Living Lab Wetland Project on Cape Cod
What Others Are Saying
Listen to an NPR radio interview describing the project along with testimonials from teachers and project partners.
Download the Brochure
The goal of Long Pasture Wildlife Sanctuary’s Living Lab Wetland Project is to collaborate with students and teachers to design and build naturally appearing and functioning wetlands on school grounds for education and conservation.
Long Pasture provides concurrent and ongoing training and educational programming to many of these students including hands-on activities and in-class lessons focused on science, technology, engineering, and mathematics (STEM).
The addition of a Living Lab wetland on school campuses provides students with unparalleled learning opportunities to investigate rare wetland dependent flora, fauna, and soils, and contribute to the ongoing work in wetland restoration ecology and ecological engineering.
Why Create Wetlands at Schools
Wetlands are considered to be the most biologically diverse of all ecosystems. And 43% of all species listed as threatened or endangered in the United States by the U.S. Fish and Wildlife Service depend on wetlands for their survival.
Experts report that less than one-half of the wetlands in the contiguous 48 United States remain. Over 28% of the wetlands in Massachusetts were lost to drainage from the 1780's to 1980's.
By bringing the "lab" to the school through wetland creation, we make outdoor learning accessible, and more feasible than bussing to off campus study sites.
Public school campuses were often created on or adjacent to what were once considered "valueless wetlands," and it is not difficult to find appropriate open space to restore wetlands at schools.
The project partnership involves both teachers and students in the step-by-step process of planning, creating, and then studying the wetland on school grounds.
By actively participating in the creation of a wetland, students will gain a sense of investment and ownership in the project and receive valuable practical experience in real life ecological engineering. Ecological engineering is the design of sustainable ecosystems that integrate human society with its natural environment for the benefit of both.
Once created, the Living Lab wetland will serve as an ongoing study site. The interactive, experiential learning opportunities can reinforce in-class learning of core science, technology, engineering, and math concepts that are embedded into federal and state learning standards.
Mass Audubon Cape Cod teacher naturalists offer place-based learning approaches to schools, integrating the Next Generation Science Standards (NGSS) and MA Science, Technology, and Engineering Standards. These standards promote real world science learning by complementing core concepts about how the world works with active investigations to increase and provide a context for understanding.

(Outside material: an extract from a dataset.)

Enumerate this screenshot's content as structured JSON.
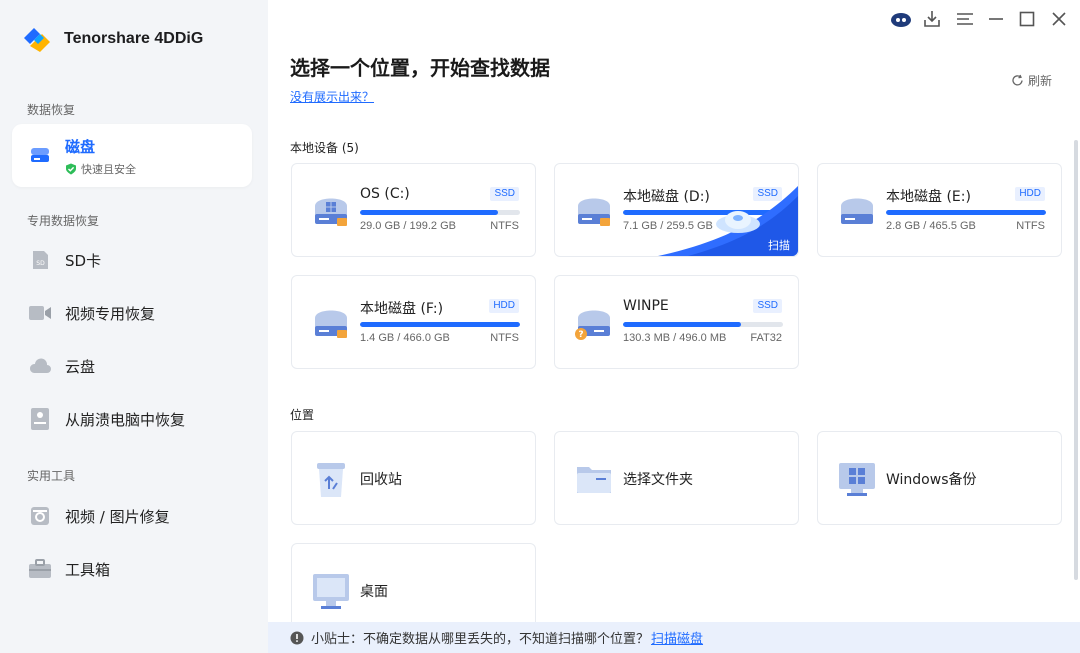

Schools can expect the creation of a Living Lab on their property to provide the following environmental benefits:
- Restoring less productive land to a more productive state as a functioning vernal pool
- Increasing biodiversity (amphibian, avian, invertebrate, and more)
- Providing habitat for target species (spotted salamander, wood frog, bats)
- Resiliency by cleaning run-off, reducing flooding, and recharging groundwater
- Establish a living classroom for education and basis for citizen science
Bring a Living Lab to Your School
Mass Audubon Cape Cod invites schools to participate in our Living Lab Wetland Project by building a wetland on their campus! The creation takes one day to complete and requires the use of an excavator.
Creation of a Living Lab Wetland on Campus
Students and teachers would participate in the design and construction of the wetland, utilizing science engineering and math STEM components. Prior to the creation of the wetland, students would be introduced to the project and wetland ecology through an in school presentation provided by Mass Audubon.
By creating a Living Lab, students will:
- Determine soil texture using a soil auger and the ribbon test
- Determine elevation of groundwater using a soil auger
- Measuring slope using a laser level and a clinometer
- Measuring distance using a range finder and an imperial and metric tape measure
- Using laser level to record elevations
- Learning how to mark circles, ovals, rectangles, and irregular shapes on the ground using survey equipment
- Identification and control of nonnative invasive plants
- Planting and seeding of native plants for pollinators
- Use Best Management Practices to control soil erosion
- Loosening compacted soils for plant growth and water percolation using shovels and rakes
- Learning when soil compaction is good and when it is bad
Wildlife and Water Quality Monitoring
- Amphibian, avian, invertebrate, botanical water quality monitoring for multiple grade levels after the wetlands are built.
- Pitfall trapping, aquatic traps and dip netting for surveying invertebrate and amphibian use of wetlands
- Audio and video monitoring and egg mass surveys to census amphibian reproductive activity
- Wetland plant surveying using quadrats
- Cover-board monitoring in surrounding uplands
- Water monitoring using water testing equipment
- Vernal pool certification
Estimated Cost per School Wetland
The cost of bringing a wetland to your school runs between $8,000 and $10,000 based on project variables.
Curriculum-based Educational Opportunities (All Grade Levels)
Mass Audubon Cape Cod teacher naturalists offer place-based learning approaches to schools, integrating the Next Generation Science Standards (NGSS) and MA Science, Technology, and Engineering Standards.